Solar Power Panels Now an Affordable Option for Tacomans

Tacoma Public Utilities ( TPU ) are urging their customers to buy into their Community Solar program and to help support their efforts in ex­panding solar energy throughout the South Sound.

TPU built four 75-kilowatt proj­ects on the roof of their power ware­house—located at 3628 South 35th St.—that will be funded through community members purchasing individual solar units, which cost $100 per unit. Community Solar will begin its trial this spring and will last until July of 2020.

On average, a complete solar panel system installation costs $15-30,000 for home or business owners, which turns many away from the alternative form of energy. TPU hopes to eliminate that issue by im­plementing a reward system for their participating members.

State incentives are being offered to the various community members who chose to participate. The current Washington State incentive is $1.08 per kilowatt hour of production. Ac­cording to TPU’s website, “We esti­mate that each $100 solar unit you purchase may qualify for approxi­mately up to $161 in incentives and the value of the solar energy pro­duced through the end of the pro­gram.” Individual persons or busi­nesses are limited to purchasing 20 solar units.

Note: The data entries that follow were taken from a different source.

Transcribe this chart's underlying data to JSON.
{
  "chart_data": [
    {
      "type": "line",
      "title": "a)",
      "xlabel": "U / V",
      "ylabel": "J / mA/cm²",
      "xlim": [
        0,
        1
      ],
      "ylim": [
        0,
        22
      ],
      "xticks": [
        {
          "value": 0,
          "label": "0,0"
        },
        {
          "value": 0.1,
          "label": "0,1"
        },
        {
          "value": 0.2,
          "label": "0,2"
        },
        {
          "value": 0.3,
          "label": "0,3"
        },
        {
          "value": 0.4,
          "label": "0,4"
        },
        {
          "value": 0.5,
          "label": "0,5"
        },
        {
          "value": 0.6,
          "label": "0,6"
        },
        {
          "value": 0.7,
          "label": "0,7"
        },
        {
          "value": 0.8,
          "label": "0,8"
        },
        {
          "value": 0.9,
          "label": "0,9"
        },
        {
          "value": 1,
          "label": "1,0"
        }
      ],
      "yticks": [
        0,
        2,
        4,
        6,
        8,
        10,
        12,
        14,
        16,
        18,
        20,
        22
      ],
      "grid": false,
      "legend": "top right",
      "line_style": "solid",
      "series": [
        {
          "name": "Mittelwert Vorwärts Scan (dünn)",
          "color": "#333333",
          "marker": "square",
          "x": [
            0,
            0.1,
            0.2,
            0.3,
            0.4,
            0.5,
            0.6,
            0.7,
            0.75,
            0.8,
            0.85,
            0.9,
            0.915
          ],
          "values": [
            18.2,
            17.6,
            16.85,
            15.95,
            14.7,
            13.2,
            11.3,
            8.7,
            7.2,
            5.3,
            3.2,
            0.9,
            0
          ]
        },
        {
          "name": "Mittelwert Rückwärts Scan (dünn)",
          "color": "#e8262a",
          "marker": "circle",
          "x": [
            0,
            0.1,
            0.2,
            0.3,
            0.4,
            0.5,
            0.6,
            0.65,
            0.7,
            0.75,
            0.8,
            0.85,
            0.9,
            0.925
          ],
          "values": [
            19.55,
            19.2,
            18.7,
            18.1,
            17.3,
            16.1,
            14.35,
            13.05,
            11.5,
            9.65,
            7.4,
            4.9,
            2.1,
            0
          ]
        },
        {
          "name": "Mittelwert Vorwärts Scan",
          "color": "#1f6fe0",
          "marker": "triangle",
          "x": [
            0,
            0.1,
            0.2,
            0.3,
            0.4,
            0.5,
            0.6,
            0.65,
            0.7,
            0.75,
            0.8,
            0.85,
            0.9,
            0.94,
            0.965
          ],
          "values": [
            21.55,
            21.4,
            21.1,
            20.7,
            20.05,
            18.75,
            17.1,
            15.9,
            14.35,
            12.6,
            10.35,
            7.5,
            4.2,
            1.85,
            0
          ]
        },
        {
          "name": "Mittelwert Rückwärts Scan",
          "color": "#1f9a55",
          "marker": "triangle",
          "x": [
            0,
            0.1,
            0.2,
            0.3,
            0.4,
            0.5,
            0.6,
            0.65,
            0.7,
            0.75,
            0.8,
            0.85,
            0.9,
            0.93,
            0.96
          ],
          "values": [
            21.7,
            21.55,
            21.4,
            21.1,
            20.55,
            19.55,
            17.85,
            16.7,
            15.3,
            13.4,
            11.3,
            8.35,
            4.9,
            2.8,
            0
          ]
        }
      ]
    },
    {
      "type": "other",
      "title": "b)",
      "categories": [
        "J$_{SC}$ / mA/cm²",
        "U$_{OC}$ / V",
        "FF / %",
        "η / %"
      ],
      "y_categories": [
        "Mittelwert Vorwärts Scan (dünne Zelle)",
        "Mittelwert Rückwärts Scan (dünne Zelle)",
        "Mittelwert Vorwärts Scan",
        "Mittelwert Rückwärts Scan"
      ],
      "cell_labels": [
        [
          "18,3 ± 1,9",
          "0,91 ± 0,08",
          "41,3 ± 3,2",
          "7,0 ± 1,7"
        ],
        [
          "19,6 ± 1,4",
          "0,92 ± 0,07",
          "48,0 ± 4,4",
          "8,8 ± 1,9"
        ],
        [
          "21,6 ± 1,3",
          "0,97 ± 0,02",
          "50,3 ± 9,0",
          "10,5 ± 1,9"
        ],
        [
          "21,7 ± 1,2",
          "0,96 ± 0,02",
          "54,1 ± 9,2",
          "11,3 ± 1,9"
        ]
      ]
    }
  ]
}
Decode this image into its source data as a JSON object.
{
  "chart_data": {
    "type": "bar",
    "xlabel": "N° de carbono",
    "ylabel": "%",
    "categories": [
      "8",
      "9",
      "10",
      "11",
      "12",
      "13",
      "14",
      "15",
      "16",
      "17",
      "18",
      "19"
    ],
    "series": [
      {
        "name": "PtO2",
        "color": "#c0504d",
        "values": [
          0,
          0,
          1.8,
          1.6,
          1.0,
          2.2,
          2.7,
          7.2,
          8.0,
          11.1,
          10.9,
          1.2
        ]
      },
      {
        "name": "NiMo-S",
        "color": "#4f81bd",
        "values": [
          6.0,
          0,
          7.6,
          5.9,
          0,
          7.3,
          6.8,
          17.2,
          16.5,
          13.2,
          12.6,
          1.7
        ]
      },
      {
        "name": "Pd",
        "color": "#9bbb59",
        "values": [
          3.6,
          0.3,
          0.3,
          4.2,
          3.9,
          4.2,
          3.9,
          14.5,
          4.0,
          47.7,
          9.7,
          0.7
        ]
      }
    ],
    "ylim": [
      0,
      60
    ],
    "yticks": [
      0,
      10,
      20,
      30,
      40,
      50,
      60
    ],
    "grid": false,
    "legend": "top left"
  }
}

According to Environment Wash­ington’s website, “By 2025, solar en­ergy in Washington would annually prevent more than 2.4 million metric tons of carbon dioxide pollution. This would be equivalent to eliminating the emissions from 460,000 passenger cars on the road today.”

Jobs in the solar panel industry have decreased to 2,262 since 2014, when there were about 2,500 Wash­ington jobs.

“By developing about 22% of its full technical potential for rooftop solar power over the next 12 years, Washington can get at least 3% of its annual electricity needs from the sun through rooftop solar PV systems alone,” says a report by Environment Washington. “That is enough elec­tricity to power 246,000 typical Washington homes—or more than all the homes in Spokane, Tacoma, and Vancouver combined.”

Cecile Gomez, who works at En­vironmental Washington, writes in a news release, “The U.S. solar industry currently employs 208,859 workers, a figure which represents 20.2% growth in employment over 2014. For the third consecutive year, em­ployment in the solar industry in­creased 20% or more.”

According to a report by the In­stitute of Energy Research, “Though solar technologies are improving, meeting current U.S. electricity needs with today’s photovoltaic technology would require about 10,000 square miles of solar panels—an area the size of New Hampshire and Rhode Island combined.”

If Community Solar is successful, the result could mean more environ­mentally friendly jobs in Washington and Tacoma.

Payments on the solar panels will be a one-time fee; TPU is not offering payment plans. They are not allowing Tacomans to put the cost of the pan­els on their bill.

TPU will give participants a cer­tificate of participation and an option to be included on a Community So­lar website for those who become a part of the program. Incentive checks will also be disbursed every August of the next four years (2016-2020).